Hollywood has been paying tribute to one of its most famous inhabitants - the massive sign which bears its name.
By David Willis
BBC Los Angeles correspondent
On Sunday it was 80 years to the day since the famous metal letters were first put in place on the hills above Los Angeles.
As befits an 80th birthday, there was a cake and balloons as well as speeches by local dignitaries.
A metaphor for a land of broken dreams
The Hollywood sign is now close to the heart of many in Tinseltown, although that wasn't always the case.
In 1978, it was in such a state of disrepair - termites having infested the wooden scaffolding that supports the fifteen metre high letters - that one of the O's had fallen off.
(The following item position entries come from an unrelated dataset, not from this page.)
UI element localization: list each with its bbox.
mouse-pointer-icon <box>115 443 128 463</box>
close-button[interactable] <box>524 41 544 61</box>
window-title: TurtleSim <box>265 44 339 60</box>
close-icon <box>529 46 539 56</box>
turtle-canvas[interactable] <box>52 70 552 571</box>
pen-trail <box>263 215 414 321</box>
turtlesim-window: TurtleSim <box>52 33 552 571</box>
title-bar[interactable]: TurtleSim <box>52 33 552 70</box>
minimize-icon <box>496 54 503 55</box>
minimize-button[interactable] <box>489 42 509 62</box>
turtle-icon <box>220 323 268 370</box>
A few months later arsonists set fire to the letter L.
The sign was saved by, of all people, Hugh Heffner - the founder of the Playboy empire - who launched a fundraising campaign to have it rebuilt.
It became part of the LA landscape in 1923 as a giant billboard erected to publicise a property development called Hollywoodland.
Then the final four letters were removed and the sign became one of the world's most famous landmarks - a symbol not only of glamour and glitz, but of the shattered dreams of many young starlets.
In 1932, after failing to find fame and fortune, an actress known as Peg Entwistle committed suicide by climbing to the top of the letter H and throwing herself off.